J’ai bien essayé de choisir un des textes proposés (toujours les mêmes auteurs) et de finaliser mon inscription, mais je n’y suis pas parvenue car l’angoisse et l’inconfort prenaient le dessus. Cet inconfort particulier qui émane d’une contradiction : celle de savoir que l’on se force à faire quelque chose contre ses principes, sa morale, ses profondes convictions, sa classe sociale, et que l’on va pourtant faire car « nous n’avons pas le choix pour réussir ».
Alors j’ai implosé et j’ai décidé que c’était terminé. 

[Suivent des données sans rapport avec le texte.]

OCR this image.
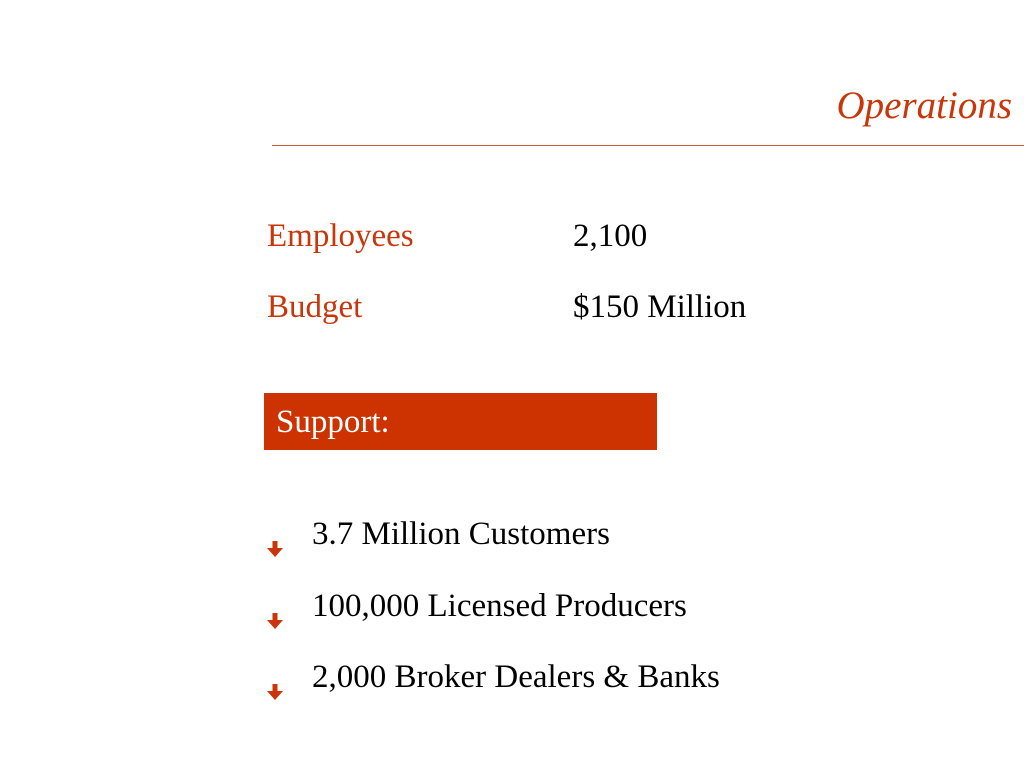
Operations
Employees	2,100
Budget	$150 Million
Support:
3.7 Million Customers
100,000 Licensed Producers
2,000 Broker Dealers & Banks
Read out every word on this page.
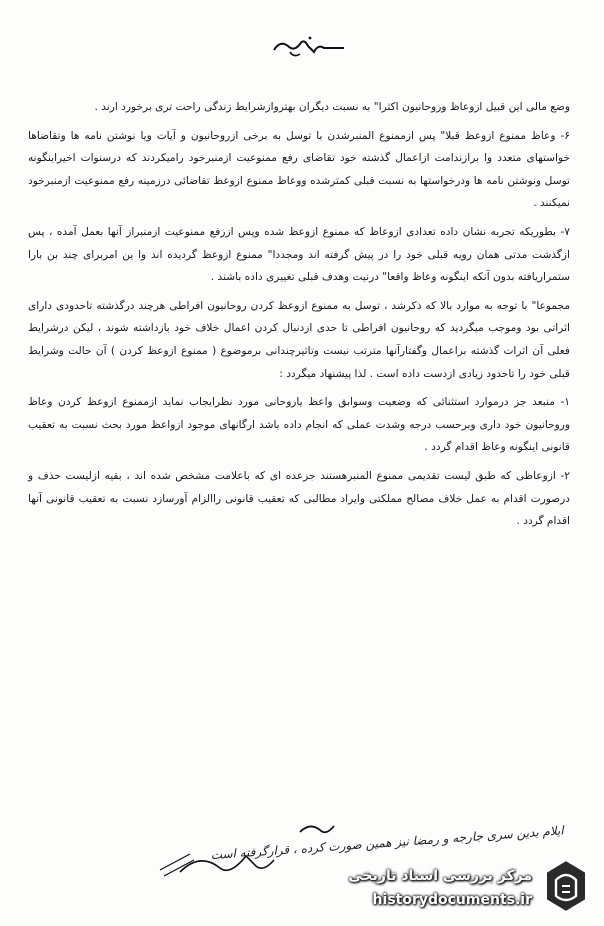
وضع مالی این قبیل ازوعاظ وروحانیون اکثرا" به نسبت دیگران بهتروازشرایط زندگی راحت تری برخورد ارند .

۶- وعاظ ممنوع ازوعظ قبلا" پس ازممنوع المنبرشدن با توسل به برخی ازروحانیون و آیات ویا نوشتن نامه ها وتقاضاها خواستهای متعدد وا برازندامت ازاعمال گذشته خود تقاضای رفع ممنوعیت ازمنبرخود رامیکردند که درسنوات اخیراینگونه توسل ونوشتن نامه ها ودرخواستها به نسبت قبلی کمترشده ووعاظ ممنوع ازوعظ تقاضائی درزمینه رفع ممنوعیت ازمنبرخود نمیکنند .

۷- بطوریکه تجربه نشان داده تعدادی ازوعاظ که ممنوع ازوعظ شده وپس ازرفع ممنوعیت ازمنبراز آنها بعمل آمده ، پس ازگذشت مدتی همان رویه قبلی خود را در پیش گرفته اند ومجددا" ممنوع ازوعظ گردیده اند وا ین امربرای چند بن بارا ستمراریافته بدون آنکه اینگونه وعاظ واقعا" درنیت وهدف قبلی تغییری داده باشند .

مجموعا" با توجه به موارد بالا که ذکرشد ، توسل به ممنوع ازوعظ کردن روحانیون افراطی هرچند درگذشته تاحدودی دارای اثراتی بود وموجب میگردید که روحانیون افراطی تا حدی ازدنبال کردن اعمال خلاف خود بازداشته شوند ، لیکن درشرایط فعلی آن اثرات گذشته براعمال وگفتارآنها مترتب نیست وتاثیرچندانی برموضوع ( ممنوع ازوعظ کردن ) آن حالت وشرایط قبلی خود را تاحدود زیادی ازدست داده است . لذا پیشنهاد میگردد :

۱- منبعد جز درموارد استثنائی که وضعیت وسوابق واعظ یاروحانی مورد نظرایجاب نماید ازممنوع ازوعظ کردن وعاظ وروحانیون خود داری وبرحسب درجه وشدت عملی که انجام داده باشد ارگانهای موجود ازواعظ مورد بحث نسبت به تعقیب قانونی اینگونه وعاظ اقدام گردد .

۲- ازوعاظی که طبق لیست تقدیمی ممنوع المنبرهستند جزعده ای که باعلامت مشخص شده اند ، بقیه ازلیست حذف و درصورت اقدام به عمل خلاف مصالح مملکتی وایراد مطالبی که تعقیب قانونی راالزام آورسازد نسبت به تعقیب قانونی آنها اقدام گردد .

ایلام بدین سری جارجه و رمضا نیز همین صورت کرده ، قرارگرفته است
مرکز بررسی اسناد تاریخی
historydocuments.ir
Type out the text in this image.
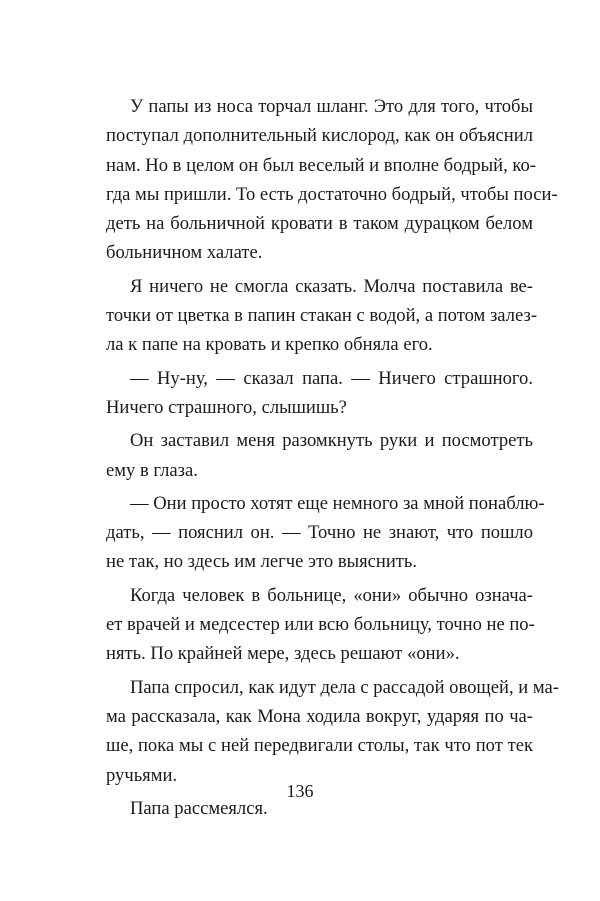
У папы из носа торчал шланг. Это для того, чтобы
поступал дополнительный кислород, как он объяснил
нам. Но в целом он был веселый и вполне бодрый, ко-
гда мы пришли. То есть достаточно бодрый, чтобы поси-
деть на больничной кровати в таком дурацком белом
больничном халате.
Я ничего не смогла сказать. Молча поставила ве-
точки от цветка в папин стакан с водой, а потом залез-
ла к папе на кровать и крепко обняла его.
— Ну-ну, — сказал папа. — Ничего страшного.
Ничего страшного, слышишь?
Он заставил меня разомкнуть руки и посмотреть
ему в глаза.
— Они просто хотят еще немного за мной понаблю-
дать, — пояснил он. — Точно не знают, что пошло
не так, но здесь им легче это выяснить.
Когда человек в больнице, «они» обычно означа-
ет врачей и медсестер или всю больницу, точно не по-
нять. По крайней мере, здесь решают «они».
Папа спросил, как идут дела с рассадой овощей, и ма-
ма рассказала, как Мона ходила вокруг, ударяя по ча-
ше, пока мы с ней передвигали столы, так что пот тек
ручьями.
Папа рассмеялся.
136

Finies les Écoles Nationales. 
Finies cette illusion et cette bataille pour être une des « élues » de l’élite culturelle. 

Les deux Frida, 1939

Je veux avoir le choix de pouvoir faire les choses en adéquation avec ma classe sociale (tant instrumentalisée et méprisée par ce milieu), même si cette société nous fait croire que le travail acharné, jusqu’à s’oublier pour avoir « une grande carrière », est la seule issue à la précarité. 
Elle nous fait croire, aussi, qu’il faut toujours être plus grands, plus forts, toujours plus originaux et différents des autres. Avoir sa propre image de marque. Se vendre. 
Pour toujours plus coller à cette société individualiste et capitaliste ; à l’industrie et à l’esthétique décidée par le marché.

C’est la seule chance de « réussir ».

La promesse néolibérale de « l’accomplissement de soi » et de la « carrière dans le domaine qu’on aime » n’a pas été tenue pour moi. Pire, elle a failli me perdre complètement. 
Je pense souvent que j’ai été « lobotomisée » par le néolibéralisme et que mon « syndrome de l’imposteur » (encore un symptôme qui nous vient tout droit de la méritocratie bourgeoise) m’empêche non seulement de me sentir légitime sans l’aval de ses institutions et des « gens du milieu », mais me culpabilise au point de me faire sentir illégitime à devenir simplement artiste ou militante. 

J’ai grandi et évolué au sein même de ce modèle et Paris fut la dernière pierre posée à l’édifice de mon immense illusion. Celle qui le fit s’effondrer tout entier. 

À moi de retrouver un sens au milieu des gravats.